When Israel-Palestine tensions came to a head in May, observers worldwide took to the streets to protest the ongoing conflict in the Gaza Strip. Many of these protesters wielded the Palestinian flag. The Palestinian flag has unique origins and represents many important parts of the Islamic and Palestinian movements. Over the years, the flag has come to represent a global sense of struggle for liberation that other communities identify with and support.
Sharif Hussein initially designed the modern-day Palestinian flag as a symbol of the Arab Revolt in June 1916. During 1917, the Palestinian people adopted the flag to represent the Arab national movement, which aimed to establish a united Arab state encompassing Syria, Lebanon, Israel, and Palestine. In 1947, the pan-Arab Ba’ath Party, founded in Syria, used the flag to symbolize its desire to achieve Arab liberation and unity. In 1948, the Palestinian people readopted the flag during the Palestinian conference in Gaza. Shortly after, the Arab League recognized the flag as the official flag of Palestine. During the 1964 Palestinian conference in Jerusalem, the Palestine Liberation Organization (PLO) also recognized the flag as the official Palestinian flag. During the latter portion of the 20th century, Palestine struggled to obtain recognition as a state in the international arena. However, in 2015, the United Nations General Assembly approved the inclusion of the Palestinian flag at the UN headquarters in New York City.
The Palestinian flag consists of a black, white, and green stripe and one red triangle. Each of the colors in the flag represents different Arab dynasties and pivotal moments in Islamic history. The black represents the Prophet Mohammad, the founder of Islam, who lived between 570 and 632 AD. It also represents the Abbasid Dynasty, which was based in Baghdad. It used the color black to commemorate a period of mourning for the Battle of Kabala and the assassination of the Prophet’s relatives. The white in the Palestinian flag represents the Umayyad Dynasty, which ruled for almost 90 years from Syria. The dynasty used white as their color of mourning and to commemorate the Prophet’s first battle at Badr. The green in the flag symbolizes the Fatimid Dynasty, which was founded in Morocco by Abdullah Al-Mahdi. The dynasty expanded its reach throughout North Africa, and they used green to represent their loyalty to the Prophet’s cousin, Ali. Finally, the red in the flag represents the Khawarij, who formed the first republican party in Islamic history and used red as their symbolic color. Red also represents descendants of the Prophet, such as the Ashrafs of the Hijaz and the Hashemites.
Over the past several years, the Palestinian flag has also become associated with the Black Lives Matter movement. As both the Black Lives Matter and Palestinian liberation movements have grown and captured media attention, the parallels in state violence, human rights abuses and protests between the African-American community and the Palestinian community have become more apparent.
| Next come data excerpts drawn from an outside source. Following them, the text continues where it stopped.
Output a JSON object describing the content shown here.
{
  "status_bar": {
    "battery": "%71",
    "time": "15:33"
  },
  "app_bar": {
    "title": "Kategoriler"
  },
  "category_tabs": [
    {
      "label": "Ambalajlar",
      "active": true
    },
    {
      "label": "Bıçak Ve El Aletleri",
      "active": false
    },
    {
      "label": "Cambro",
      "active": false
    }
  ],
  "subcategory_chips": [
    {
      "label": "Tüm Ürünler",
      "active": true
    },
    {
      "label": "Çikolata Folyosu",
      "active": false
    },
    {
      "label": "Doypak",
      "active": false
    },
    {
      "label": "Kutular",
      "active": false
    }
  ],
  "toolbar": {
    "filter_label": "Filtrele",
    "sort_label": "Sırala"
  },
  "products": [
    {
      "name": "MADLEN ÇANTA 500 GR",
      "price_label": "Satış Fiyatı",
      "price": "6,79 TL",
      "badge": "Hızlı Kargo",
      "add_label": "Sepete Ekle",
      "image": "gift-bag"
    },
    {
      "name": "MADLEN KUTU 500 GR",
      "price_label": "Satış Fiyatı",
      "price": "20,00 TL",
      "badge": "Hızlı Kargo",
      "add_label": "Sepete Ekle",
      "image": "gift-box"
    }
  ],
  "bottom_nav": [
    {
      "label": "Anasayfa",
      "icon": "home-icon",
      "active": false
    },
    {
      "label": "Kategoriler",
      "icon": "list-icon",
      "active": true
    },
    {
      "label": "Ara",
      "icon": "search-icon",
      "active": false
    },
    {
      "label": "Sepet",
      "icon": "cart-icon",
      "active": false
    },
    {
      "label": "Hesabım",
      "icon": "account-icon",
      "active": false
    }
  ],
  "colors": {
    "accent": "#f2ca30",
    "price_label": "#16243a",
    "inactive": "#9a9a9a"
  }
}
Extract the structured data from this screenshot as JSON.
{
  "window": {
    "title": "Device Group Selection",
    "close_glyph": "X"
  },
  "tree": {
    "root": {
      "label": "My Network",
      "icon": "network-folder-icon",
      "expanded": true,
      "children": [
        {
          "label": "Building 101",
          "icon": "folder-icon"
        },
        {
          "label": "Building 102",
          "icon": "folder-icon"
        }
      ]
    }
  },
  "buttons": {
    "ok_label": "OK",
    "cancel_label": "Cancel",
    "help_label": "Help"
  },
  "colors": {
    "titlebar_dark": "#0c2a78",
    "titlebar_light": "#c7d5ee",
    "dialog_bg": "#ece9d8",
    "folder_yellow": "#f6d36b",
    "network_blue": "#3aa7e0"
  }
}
Indeed, many young Black activists have supported Palestinian liberation and vice versa. For example, in 2015, over 1,000 Black organizers signed a solidarity statement that condemned Israeli violence in Gaza and the West Bank. While the latest string of Black Lives Matter protests were occurring in the U.S. in 2020, Palestinians shared images of themselves hoisting flags that said “Palestinian Lives Matter.” A Palestinian artist also created a mural on the separation wall near Bethlehem of George Floyd, who was murdered in May 2020.
The uniquely designed Palestinian flag represents numerous aspects of Islamic history and reflects the Palestinian struggle. As other similar movements have emerged around the globe, including the Black Lives Matter movement, the Palestinian flag has also come to be seen as a symbol of protest and struggle for freedom.